現金を数えながら、携帯代、定期代、とベッドの上に並べ分けていく。


何もかもが春樹の所為。


アイツの所為で、あたしの人生もまた、狂ってしまったのだから。


日本から逃げるようにニューヨークに行ってしまった両親が、本当は春樹を恐れているだけだってことくらい、気付いてるよ。


5年間、毎月子供の小遣いにしては多すぎる額だけを押しつけて、あとは知らぬ存ぜぬを貫き通されている。


なんて、考え出すと虚しくなる一方だ。




【会いたいんだけど、暇してる?】




受信ボックスの一番上に入っていた、顔も定かではない男からのメールに、あたしも会いたい、とだけ返信を入れた。

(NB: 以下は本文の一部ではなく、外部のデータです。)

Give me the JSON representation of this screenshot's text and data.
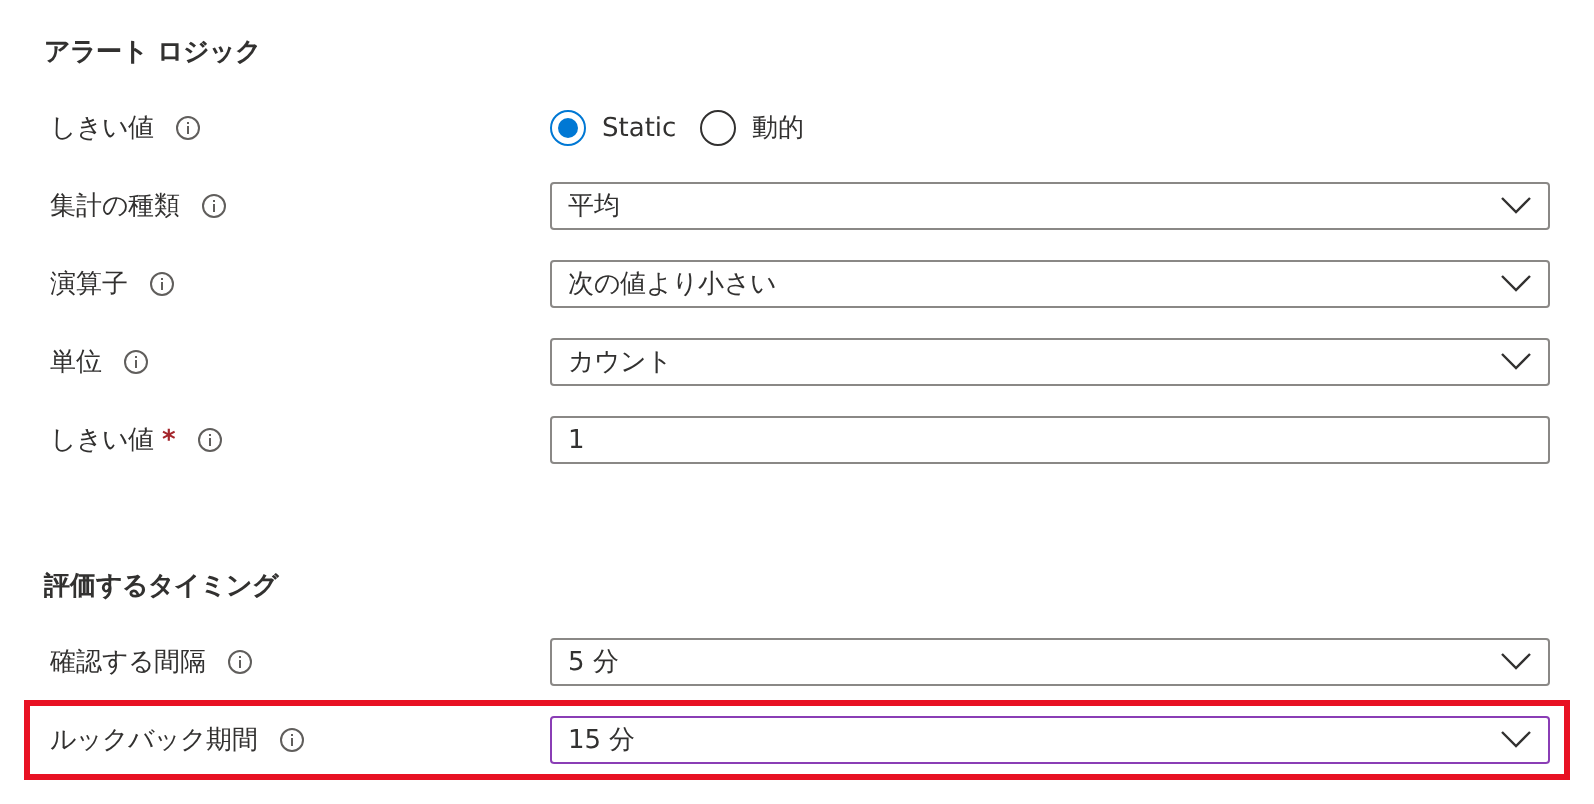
{
  "sections": [
    {
      "title": "アラート ロジック",
      "rows": [
        {
          "label": "しきい値",
          "highlighted": false,
          "kind": "radio",
          "options": [
            {
              "label": "Static",
              "selected": true
            },
            {
              "label": "動的",
              "selected": false
            }
          ]
        },
        {
          "label": "集計の種類",
          "highlighted": false,
          "kind": "dropdown",
          "value": "平均",
          "focused": false
        },
        {
          "label": "演算子",
          "highlighted": false,
          "kind": "dropdown",
          "value": "次の値より小さい",
          "focused": false
        },
        {
          "label": "単位",
          "highlighted": false,
          "kind": "dropdown",
          "value": "カウント",
          "focused": false
        },
        {
          "label": "しきい値",
          "required_mark": "*",
          "highlighted": false,
          "kind": "text",
          "value": "1",
          "focused": false
        }
      ]
    },
    {
      "title": "評価するタイミング",
      "rows": [
        {
          "label": "確認する間隔",
          "highlighted": false,
          "kind": "dropdown",
          "value": "5 分",
          "focused": false
        },
        {
          "label": "ルックバック期間",
          "highlighted": true,
          "kind": "dropdown",
          "value": "15 分",
          "focused": true
        }
      ]
    }
  ]
}
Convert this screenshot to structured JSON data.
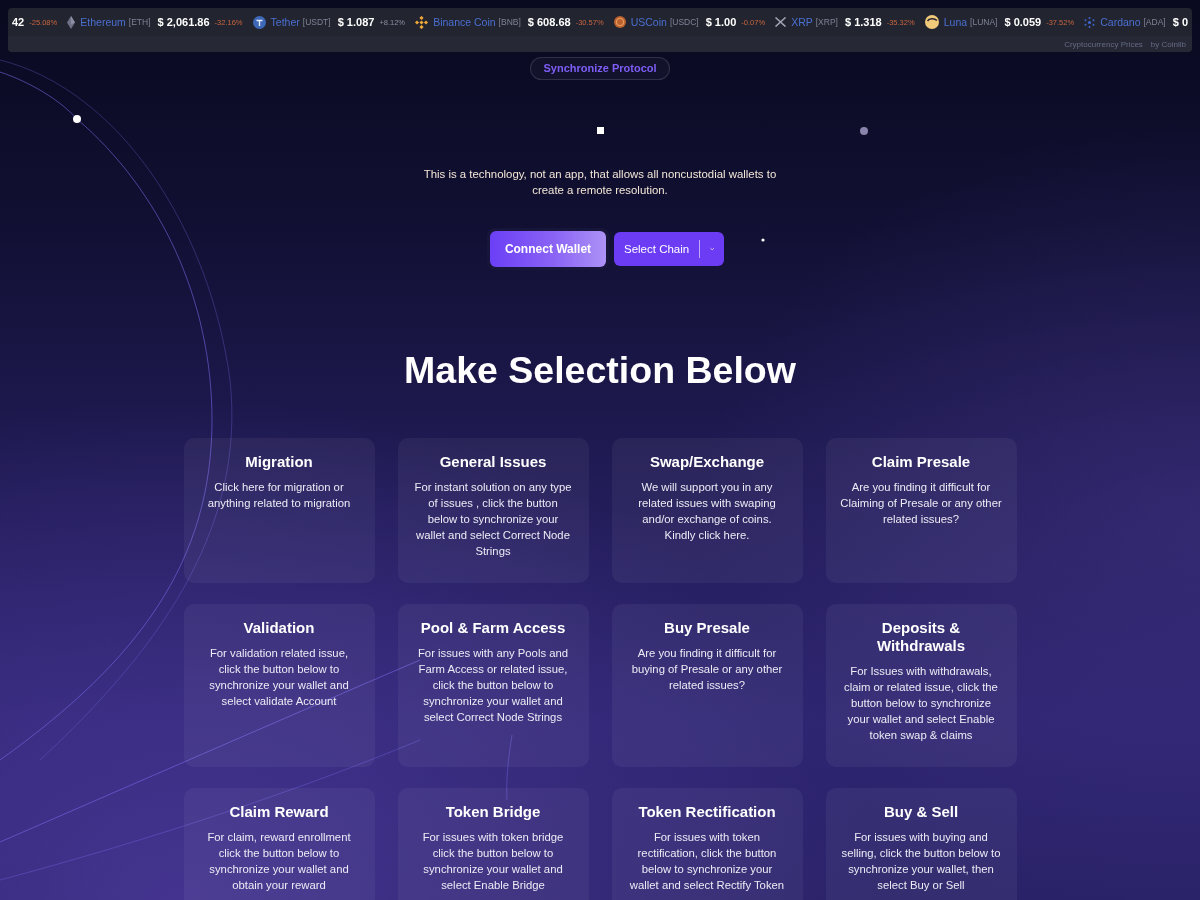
{
  "ticker": {
    "items": [
      {
        "kind": "cut",
        "price": "42",
        "change": "-25.08%",
        "negative": true
      },
      {
        "kind": "diamond",
        "name": "Ethereum",
        "symbol": "[ETH]",
        "price": "$ 2,061.86",
        "change": "-32.16%",
        "negative": true
      },
      {
        "kind": "t-coin",
        "name": "Tether",
        "symbol": "[USDT]",
        "price": "$ 1.087",
        "change": "+8.12%",
        "negative": false
      },
      {
        "kind": "rhombus",
        "name": "Binance Coin",
        "symbol": "[BNB]",
        "price": "$ 608.68",
        "change": "-30.57%",
        "negative": true
      },
      {
        "kind": "ring-coin",
        "name": "USCoin",
        "symbol": "[USDC]",
        "price": "$ 1.00",
        "change": "-0.07%",
        "negative": true
      },
      {
        "kind": "cross",
        "name": "XRP",
        "symbol": "[XRP]",
        "price": "$ 1.318",
        "change": "-35.32%",
        "negative": true
      },
      {
        "kind": "crescent",
        "name": "Luna",
        "symbol": "[LUNA]",
        "price": "$ 0.059",
        "change": "-37.52%",
        "negative": true
      },
      {
        "kind": "sun",
        "name": "Cardano",
        "symbol": "[ADA]",
        "price": "$ 0"
      }
    ],
    "footer": [
      "Cryptocurrency Prices",
      "by Coinlib"
    ]
  },
  "badge": "Synchronize Protocol",
  "intro": "This is a technology, not an app, that allows all noncustodial wallets to create a remote resolution.",
  "actions": {
    "connect": "Connect Wallet",
    "select": "Select Chain"
  },
  "heading": "Make Selection Below",
  "cards": [
    {
      "title": "Migration",
      "description": "Click here for migration or anything related to migration"
    },
    {
      "title": "General Issues",
      "description": "For instant solution on any type of issues , click the button below to synchronize your wallet and select Correct Node Strings"
    },
    {
      "title": "Swap/Exchange",
      "description": "We will support you in any related issues with swaping and/or exchange of coins. Kindly click here."
    },
    {
      "title": "Claim Presale",
      "description": "Are you finding it difficult for Claiming of Presale or any other related issues?"
    },
    {
      "title": "Validation",
      "description": "For validation related issue, click the button below to synchronize your wallet and select validate Account"
    },
    {
      "title": "Pool & Farm Access",
      "description": "For issues with any Pools and Farm Access or related issue, click the button below to synchronize your wallet and select Correct Node Strings"
    },
    {
      "title": "Buy Presale",
      "description": "Are you finding it difficult for buying of Presale or any other related issues?"
    },
    {
      "title": "Deposits & Withdrawals",
      "description": "For Issues with withdrawals, claim or related issue, click the button below to synchronize your wallet and select Enable token swap & claims"
    },
    {
      "title": "Claim Reward",
      "description": "For claim, reward enrollment click the button below to synchronize your wallet and obtain your reward"
    },
    {
      "title": "Token Bridge",
      "description": "For issues with token bridge click the button below to synchronize your wallet and select Enable Bridge"
    },
    {
      "title": "Token Rectification",
      "description": "For issues with token rectification, click the button below to synchronize your wallet and select Rectify Token"
    },
    {
      "title": "Buy & Sell",
      "description": "For issues with buying and selling, click the button below to synchronize your wallet, then select Buy or Sell"
    }
  ]
}
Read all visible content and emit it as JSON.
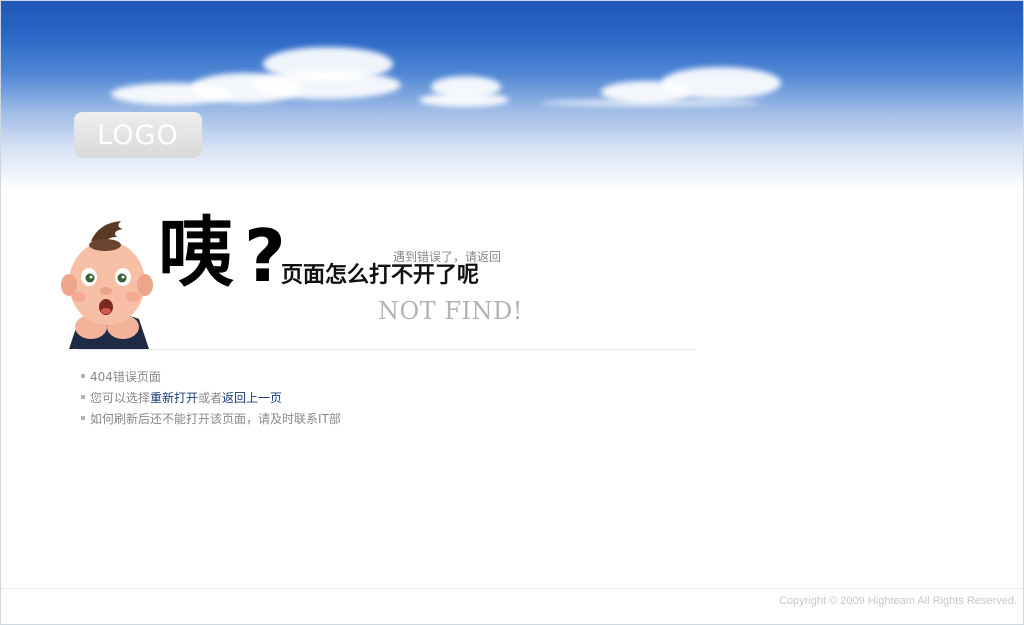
{
  "header": {
    "logo_text": "LOGO"
  },
  "headline": {
    "big_char": "咦",
    "question_mark": "?",
    "subtitle": "页面怎么打不开了呢",
    "hint": "遇到错误了，请返回",
    "not_find": "NOT FIND!"
  },
  "messages": {
    "line1": "404错误页面",
    "line2_prefix": "您可以选择",
    "line2_link1": "重新打开",
    "line2_middle": "或者",
    "line2_link2": "返回上一页",
    "line3": "如何刷新后还不能打开该页面，请及时联系IT部"
  },
  "footer": {
    "copyright": "Copyright © 2009 Highteam All Rights Reserved."
  },
  "colors": {
    "sky_top": "#1f56b8",
    "link": "#1a3b7a",
    "text_gray": "#888888"
  }
}
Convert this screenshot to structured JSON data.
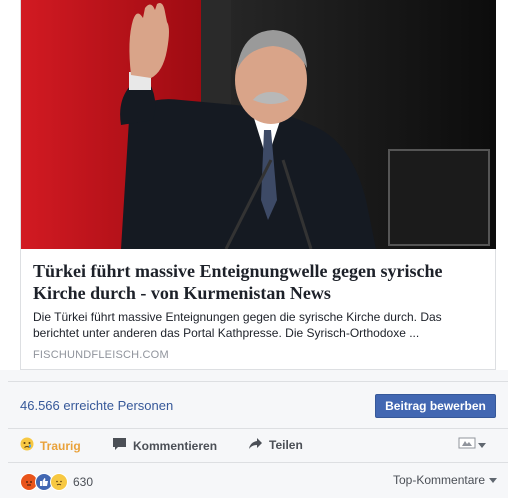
{
  "post": {
    "headline": "Türkei führt massive Enteignungwelle gegen syrische Kirche durch - von Kurmenistan News",
    "description": "Die Türkei führt massive Enteignungen gegen die syrische Kirche durch. Das berichtet unter anderen das Portal Kathpresse. Die Syrisch-Orthodoxe ...",
    "domain": "FISCHUNDFLEISCH.COM"
  },
  "stats": {
    "reach": "46.566 erreichte Personen",
    "boost_label": "Beitrag bewerben"
  },
  "actions": {
    "reaction_label": "Traurig",
    "comment_label": "Kommentieren",
    "share_label": "Teilen"
  },
  "footer": {
    "reaction_count": "630",
    "sort_label": "Top-Kommentare"
  },
  "colors": {
    "link_blue": "#365899",
    "button_blue": "#4267b2",
    "sad_yellow": "#e9a23b",
    "curtain_red": "#c8101a"
  },
  "icons": [
    "sad-emoji-icon",
    "comment-icon",
    "share-arrow-icon",
    "chevron-down-icon",
    "angry-reaction-icon",
    "like-reaction-icon",
    "sad-reaction-icon"
  ]
}
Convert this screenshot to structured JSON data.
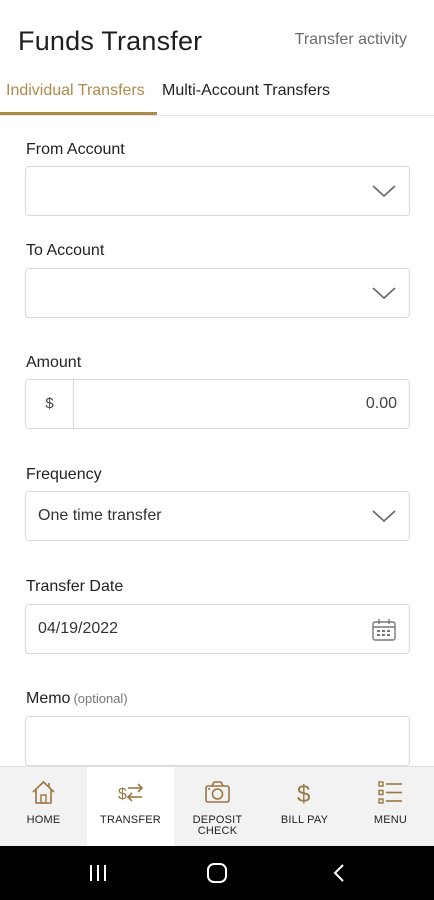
{
  "header": {
    "title": "Funds Transfer",
    "activity_link": "Transfer activity"
  },
  "tabs": [
    {
      "label": "Individual Transfers",
      "active": true
    },
    {
      "label": "Multi-Account Transfers",
      "active": false
    }
  ],
  "form": {
    "from_account": {
      "label": "From Account",
      "value": ""
    },
    "to_account": {
      "label": "To Account",
      "value": ""
    },
    "amount": {
      "label": "Amount",
      "currency": "$",
      "value": "0.00"
    },
    "frequency": {
      "label": "Frequency",
      "value": "One time transfer"
    },
    "transfer_date": {
      "label": "Transfer Date",
      "value": "04/19/2022"
    },
    "memo": {
      "label": "Memo",
      "optional": "(optional)",
      "value": ""
    }
  },
  "bottom_nav": [
    {
      "label": "HOME",
      "icon": "home-icon",
      "active": false
    },
    {
      "label": "TRANSFER",
      "icon": "transfer-arrows-icon",
      "active": true
    },
    {
      "label_line1": "DEPOSIT",
      "label_line2": "CHECK",
      "icon": "camera-icon",
      "active": false
    },
    {
      "label": "BILL PAY",
      "icon": "dollar-icon",
      "active": false
    },
    {
      "label": "MENU",
      "icon": "menu-list-icon",
      "active": false
    }
  ],
  "colors": {
    "accent": "#b08a4a",
    "icon": "#9a7640",
    "border": "#d9d9d9",
    "nav_background": "#f2f2f2",
    "system_bar": "#000000"
  }
}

毎月同じ日に襲ってくる虚脱感は耐えがたく、とにかく何かで誤魔化したかった。




【すぐに行くから。】




誰でも良いし、みんな同じ。


泣き方を忘れてしまった自分の中に溜まった膿を、早く出してしまいたくて、気付けばいつも携帯を握り締めている。


お手軽に繋がるだけの関係で良い。


その場しのぎに相手をしてくれるだけで良いから。


だから頼むから、ここじゃないどこかに居場所をちょうだいよ。